Above that group, o'erarched from tree to tree,

Thick garlands hung their odorous canopy.

'Pomp of cloud'—'reflects its lustre'—'worthy centre'—'odorous canopy'; these are just the phrases that nobody would write who took the trouble to think. And why in the world should poor King Arthur be compared to the moon? He has been much misrepresented by many poets; he was a semi-barbarous Welshman, whom our Somersetshire men drove into the sea down by Tintagel: but he has had a sacer vates, and we do not see why he should be subjected to inferior treatment. Is there anything in the contemporary Arthurean verse that approaches Sir Ector's lament over Sir Launcelot of the Lake—Achilles of the Arthurean Iliad?... 'Ah Sir Launcelot, thou wert head of all Christian Knights.... And thou wert the courteousest knight that ever bore shield. And thou wert the truest friend to thy lover of a sinful man that ever loved woman. And thou wert the kindest man that ever struck with sword. And thou wert the goodliest person that ever came among press of knights. And thou wert the meekest man and the greatest that ever ate in hall among ladies. And thou wert the truest knight to thy mortal foe that ever put spear in rest.' So says the old poet. Can Lord Lytton or Mr. Alfred Tennyson approach him? Can Homer beat him? The illustrations of this edition are scarcely worthy of the poem.

The Iliad of Homer. Translated by J. G. Cordery. Rivingtons.

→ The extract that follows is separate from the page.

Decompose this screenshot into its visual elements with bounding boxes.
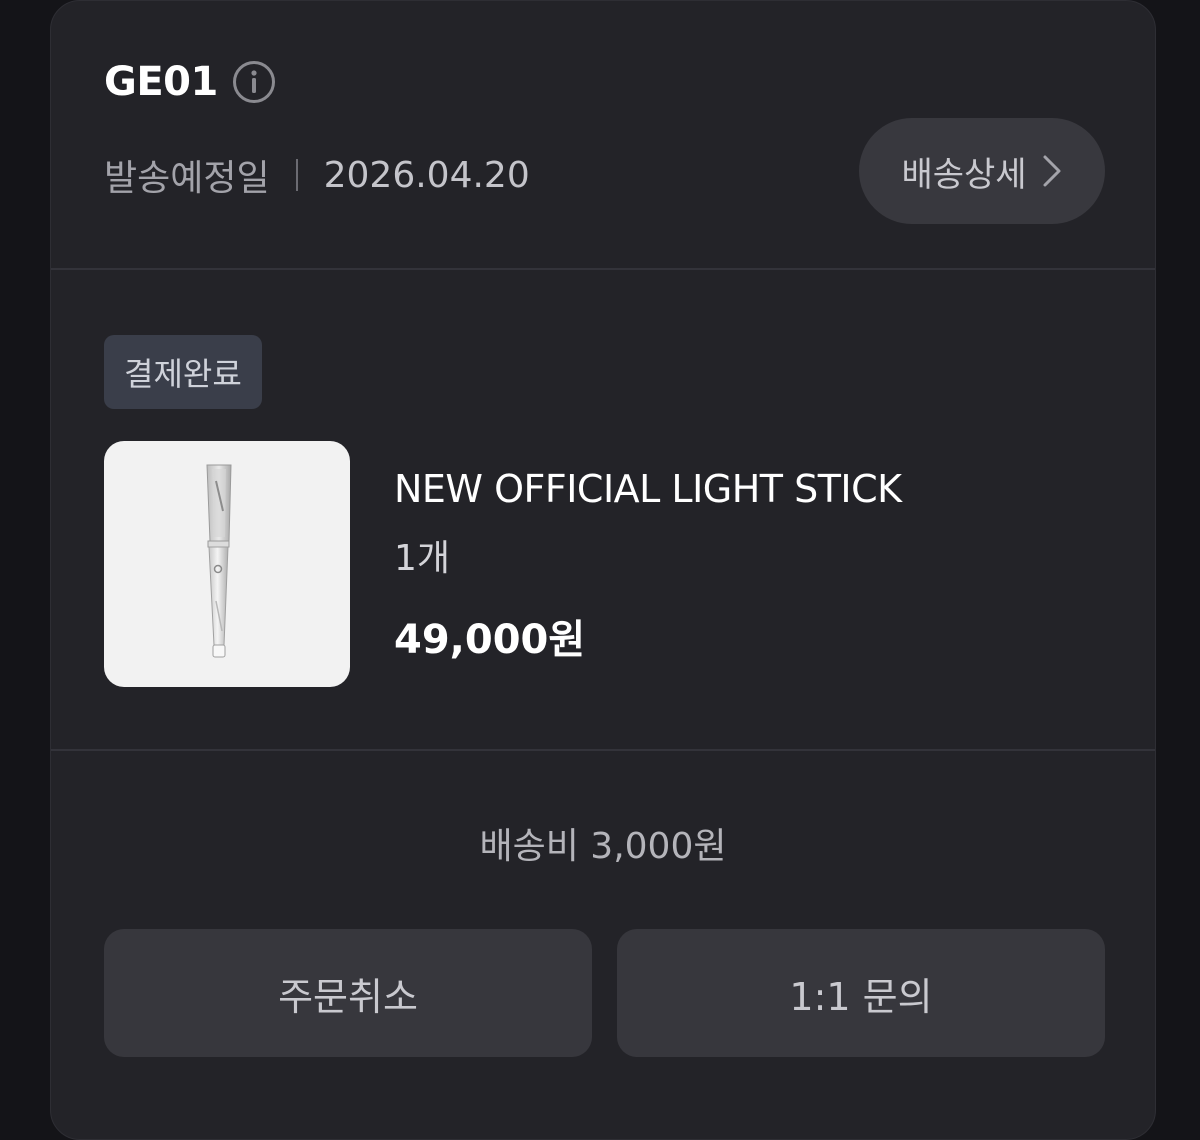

Englishing Homer has of late been a general occupation with men of letters, and we should be the last to object to it. We delight in Homer. We rather dislike the effeminate treatment which some of his myths have met at the hands of one or two eminent modern poets. We hold that there is more in the sonorous swing of those demiurgic dactyls than the contemporary writers of blank verse can quite comprehend. Erratic enough are we to hold that there was one Homer, not many—that no purpurei panni of Peisistratus were interwoven with his cloth of gold—that he was an isolated leader of thought. Certain also are we that his influence is in these days much needed, and that his Greek ideas are of great service to modern Englishmen; his strength and simplicity are things we possess and admire; many an Achilles has led the forlorn hope for England, and many an Odysseus has been a F.R.G.S. There is nothing more remarkable in Homer than what we shall venture to call his Englishness. Hence, from one point of view the late Earl of Derby translated him well; for the Earl was an Englishman every inch, and, as we have heretofore said in these pages, the Hector of the Tory Troy. But as the Earl was not a poet, he could not exactly render as he ought to be rendered the supreme poet of the pagan past. Lord Derby saw in him the part which is visible to the English legislator and landowner. There is a good deal more than this in Homer scarcely comprehensible by the race whose motto is sans changer. There are unfathomable depths of poetic philosophy in those two oceans of thought which we call the 'Iliad' and 'Odyssey.' The key-note is struck in Διὸς δ' ἐτελείετο βουλή : throughout Homer we find the will of the supreme Divinity always manifested.

It is, we believe, this coincidence of English with Hellenic ideas which causes so many men of different types to find pleasure in Homer. Think of the chasm between Pope and the "sick vulture," or even between Lord Derby and the poet Worsley. The theme is tempting, but space avails not; we must say a word or two on Mr. Cordery's 'Iliad.' He seems, so far as we have followed him, to know his Greek excellently well; but he assuredly does not know the power and capacity of English blank verse. The rhythmic weapon, the most difficult we know, is not within his power to wield. Thus he commences the 'Iliad'—those lines which, as Lord Macaulay would say, 'every schoolboy knows'—

'Sing, goddess, of Achilles, Peleus' son

The wrath that rose disastrous, and the cause

Of woes unnumbered to Achaia's host,' &c.

The first few lines suffice. Here is a writer who cannot wield the metre he has chosen. This being so, we find it undesirable to enter farther into any discussion of the merits of his version, and shall content ourselves with giving conscientious praise to his loving and patient attempt to do a great work which is beyond his height of attainment. This is not contemptuous nor careless criticism. Not yet has Homer been done into English. Will any future translator give us Homer's unutterable music, Homer's unfathomable thought?